The key observation is that, at least in the picture below, $f$ is a linear function of $d$. As we scale $d$, the lengths $a$ and $b$ are scaled linearly as well.

two triangles

This picture covers case 1, where $\psi < \frac{\pi}{2}$. Here $f$ is completely linear in $d$.

The other case has a complication: at the point where the ray passes $90^\circ$, $f$ makes a change -- it becomes linear with a different rate of increase (or decrease).

changing d

To see what's happening, break the change in the ratio into a horizontal and vertical component. Nothing changes in the vertical direction. But before $90^\circ$, the horizontal change was "hurting" the ratio $\frac{a}{b}$ by decreasing both $a$ and $b$. After $90^\circ$ the horizontal change "helps" the ratio by increasing both $a$ and $b$.

What this argument shows is that after $90^\circ$, $f(d)$ is still linear but with a larger slope.

enter image description here

Above is a picture for the case where $f(d)$ is decreasing, i.e. as the $d$ increases the ratio $\frac{a}{b}$ goes down. But this doesn't change anything in the argument; the ratio is now going down more slowly.

..

The argument I just sketched (I'm not going to include the calculations) was that $f(d)$ is convex in $d$: It is either linear, or two joined-up linear functions with the second having a larger slope.
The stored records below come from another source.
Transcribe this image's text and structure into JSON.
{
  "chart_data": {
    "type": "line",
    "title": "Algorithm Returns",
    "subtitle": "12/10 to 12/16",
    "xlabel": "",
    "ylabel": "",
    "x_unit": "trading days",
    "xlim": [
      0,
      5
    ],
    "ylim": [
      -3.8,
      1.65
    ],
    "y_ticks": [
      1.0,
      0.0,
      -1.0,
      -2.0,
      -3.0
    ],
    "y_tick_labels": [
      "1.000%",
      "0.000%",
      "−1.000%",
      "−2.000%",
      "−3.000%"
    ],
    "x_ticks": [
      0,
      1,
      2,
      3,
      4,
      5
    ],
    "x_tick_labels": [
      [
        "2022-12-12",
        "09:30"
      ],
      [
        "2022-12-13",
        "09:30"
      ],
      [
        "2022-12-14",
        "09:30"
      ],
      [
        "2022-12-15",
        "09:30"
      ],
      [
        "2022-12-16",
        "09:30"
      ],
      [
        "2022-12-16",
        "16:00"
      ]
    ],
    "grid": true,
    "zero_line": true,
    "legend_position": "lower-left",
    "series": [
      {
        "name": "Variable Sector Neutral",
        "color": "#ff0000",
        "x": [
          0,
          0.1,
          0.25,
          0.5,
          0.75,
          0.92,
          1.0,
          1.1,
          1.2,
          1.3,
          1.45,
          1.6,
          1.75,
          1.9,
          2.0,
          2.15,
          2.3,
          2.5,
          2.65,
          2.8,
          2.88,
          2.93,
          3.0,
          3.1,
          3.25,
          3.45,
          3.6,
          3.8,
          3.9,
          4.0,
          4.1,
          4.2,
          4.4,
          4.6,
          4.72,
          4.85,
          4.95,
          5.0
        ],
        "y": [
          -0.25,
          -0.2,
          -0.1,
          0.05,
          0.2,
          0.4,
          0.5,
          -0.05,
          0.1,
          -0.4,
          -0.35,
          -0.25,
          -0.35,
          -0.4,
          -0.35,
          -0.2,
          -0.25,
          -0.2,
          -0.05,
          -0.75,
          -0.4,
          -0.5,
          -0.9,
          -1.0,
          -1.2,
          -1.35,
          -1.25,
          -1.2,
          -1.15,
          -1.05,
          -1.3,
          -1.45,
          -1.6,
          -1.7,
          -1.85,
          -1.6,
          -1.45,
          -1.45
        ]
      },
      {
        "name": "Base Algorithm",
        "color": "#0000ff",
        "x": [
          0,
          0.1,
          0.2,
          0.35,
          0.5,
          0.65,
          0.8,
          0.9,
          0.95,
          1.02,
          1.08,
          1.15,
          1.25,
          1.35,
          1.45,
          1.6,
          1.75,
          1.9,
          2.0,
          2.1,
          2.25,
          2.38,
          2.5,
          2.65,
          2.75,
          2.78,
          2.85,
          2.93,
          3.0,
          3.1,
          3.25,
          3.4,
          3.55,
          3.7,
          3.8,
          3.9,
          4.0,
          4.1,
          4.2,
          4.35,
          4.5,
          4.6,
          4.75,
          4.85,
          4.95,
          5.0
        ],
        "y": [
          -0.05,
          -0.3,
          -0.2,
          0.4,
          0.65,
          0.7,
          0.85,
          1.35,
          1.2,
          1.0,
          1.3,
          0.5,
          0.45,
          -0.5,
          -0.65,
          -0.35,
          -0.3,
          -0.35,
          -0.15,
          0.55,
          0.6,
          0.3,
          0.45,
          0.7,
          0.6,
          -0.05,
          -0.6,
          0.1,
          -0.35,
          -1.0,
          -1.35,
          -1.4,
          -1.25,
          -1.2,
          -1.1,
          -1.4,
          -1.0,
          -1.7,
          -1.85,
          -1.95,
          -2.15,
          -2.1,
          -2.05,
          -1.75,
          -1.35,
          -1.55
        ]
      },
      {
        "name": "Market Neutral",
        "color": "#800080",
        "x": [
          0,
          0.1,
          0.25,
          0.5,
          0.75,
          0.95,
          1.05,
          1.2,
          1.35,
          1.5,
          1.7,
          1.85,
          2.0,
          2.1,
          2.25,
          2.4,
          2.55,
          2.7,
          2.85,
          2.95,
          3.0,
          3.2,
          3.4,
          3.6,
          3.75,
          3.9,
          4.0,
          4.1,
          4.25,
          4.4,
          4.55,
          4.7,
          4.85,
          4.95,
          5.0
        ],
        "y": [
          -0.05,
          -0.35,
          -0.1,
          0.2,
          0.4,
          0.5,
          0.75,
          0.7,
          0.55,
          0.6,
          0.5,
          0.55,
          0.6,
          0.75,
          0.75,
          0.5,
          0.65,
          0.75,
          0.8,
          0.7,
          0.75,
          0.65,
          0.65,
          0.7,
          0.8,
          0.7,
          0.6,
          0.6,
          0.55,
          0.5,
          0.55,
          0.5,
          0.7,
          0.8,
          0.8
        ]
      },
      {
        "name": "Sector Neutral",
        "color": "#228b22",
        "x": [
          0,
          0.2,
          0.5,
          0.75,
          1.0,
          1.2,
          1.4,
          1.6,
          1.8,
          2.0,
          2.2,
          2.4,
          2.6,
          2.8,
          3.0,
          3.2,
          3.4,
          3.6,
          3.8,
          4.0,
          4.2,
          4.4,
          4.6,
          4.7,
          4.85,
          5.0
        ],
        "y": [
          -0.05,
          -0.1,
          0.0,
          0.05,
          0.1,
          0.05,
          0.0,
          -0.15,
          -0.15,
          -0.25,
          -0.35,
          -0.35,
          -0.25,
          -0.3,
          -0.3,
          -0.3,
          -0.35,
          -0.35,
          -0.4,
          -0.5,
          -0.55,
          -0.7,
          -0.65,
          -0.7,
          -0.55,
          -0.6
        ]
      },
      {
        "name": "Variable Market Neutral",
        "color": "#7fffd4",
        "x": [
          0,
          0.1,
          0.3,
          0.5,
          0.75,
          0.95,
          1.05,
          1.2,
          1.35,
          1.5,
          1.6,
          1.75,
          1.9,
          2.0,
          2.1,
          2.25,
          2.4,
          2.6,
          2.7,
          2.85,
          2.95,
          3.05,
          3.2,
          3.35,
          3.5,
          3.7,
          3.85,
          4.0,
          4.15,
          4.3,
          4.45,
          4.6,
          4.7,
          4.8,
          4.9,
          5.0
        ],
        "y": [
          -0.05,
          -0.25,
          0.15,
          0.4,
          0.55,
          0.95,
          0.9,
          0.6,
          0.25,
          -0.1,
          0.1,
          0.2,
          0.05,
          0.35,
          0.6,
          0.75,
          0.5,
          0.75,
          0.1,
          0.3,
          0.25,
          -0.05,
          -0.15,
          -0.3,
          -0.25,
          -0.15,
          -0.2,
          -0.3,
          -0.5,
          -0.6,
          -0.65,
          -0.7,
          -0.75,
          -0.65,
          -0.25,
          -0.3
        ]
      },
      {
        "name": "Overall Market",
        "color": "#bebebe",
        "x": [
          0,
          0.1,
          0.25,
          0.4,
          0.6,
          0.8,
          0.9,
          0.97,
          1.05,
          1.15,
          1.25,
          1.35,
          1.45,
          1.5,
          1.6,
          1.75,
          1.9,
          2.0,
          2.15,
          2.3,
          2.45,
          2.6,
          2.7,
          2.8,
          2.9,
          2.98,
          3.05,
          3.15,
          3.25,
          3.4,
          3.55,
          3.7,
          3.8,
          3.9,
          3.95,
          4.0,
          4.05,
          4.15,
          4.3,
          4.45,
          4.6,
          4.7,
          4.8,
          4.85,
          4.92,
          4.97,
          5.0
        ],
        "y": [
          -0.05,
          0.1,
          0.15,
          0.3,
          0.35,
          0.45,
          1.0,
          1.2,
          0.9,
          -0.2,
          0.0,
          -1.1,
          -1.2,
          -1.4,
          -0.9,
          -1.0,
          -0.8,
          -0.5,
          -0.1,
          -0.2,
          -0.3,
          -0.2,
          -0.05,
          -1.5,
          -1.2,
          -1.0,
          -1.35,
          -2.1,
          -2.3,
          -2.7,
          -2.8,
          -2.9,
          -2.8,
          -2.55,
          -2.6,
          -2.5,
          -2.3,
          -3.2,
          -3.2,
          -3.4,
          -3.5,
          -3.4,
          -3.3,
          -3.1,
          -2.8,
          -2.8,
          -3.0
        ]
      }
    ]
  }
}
This fact proves my original claim as follows. $\frac{a_2}{b_2}$ is constant in this scenario. $\frac{a_1}{b_1} = f(d)$ for some $d$. And $\frac{a}{b} = f(\alpha d)$ for some $\alpha$. So

\begin{align} \frac{a}{b} &= f(\alpha d) \\ &\leq \alpha f(d) + (1-\alpha) f(0) & \text{(convexity of $f$)} \\ &= \alpha \frac{a_1}{b_1} + (1-\alpha)\frac{a_2}{b_2} \end{align} which is what I wanted to show.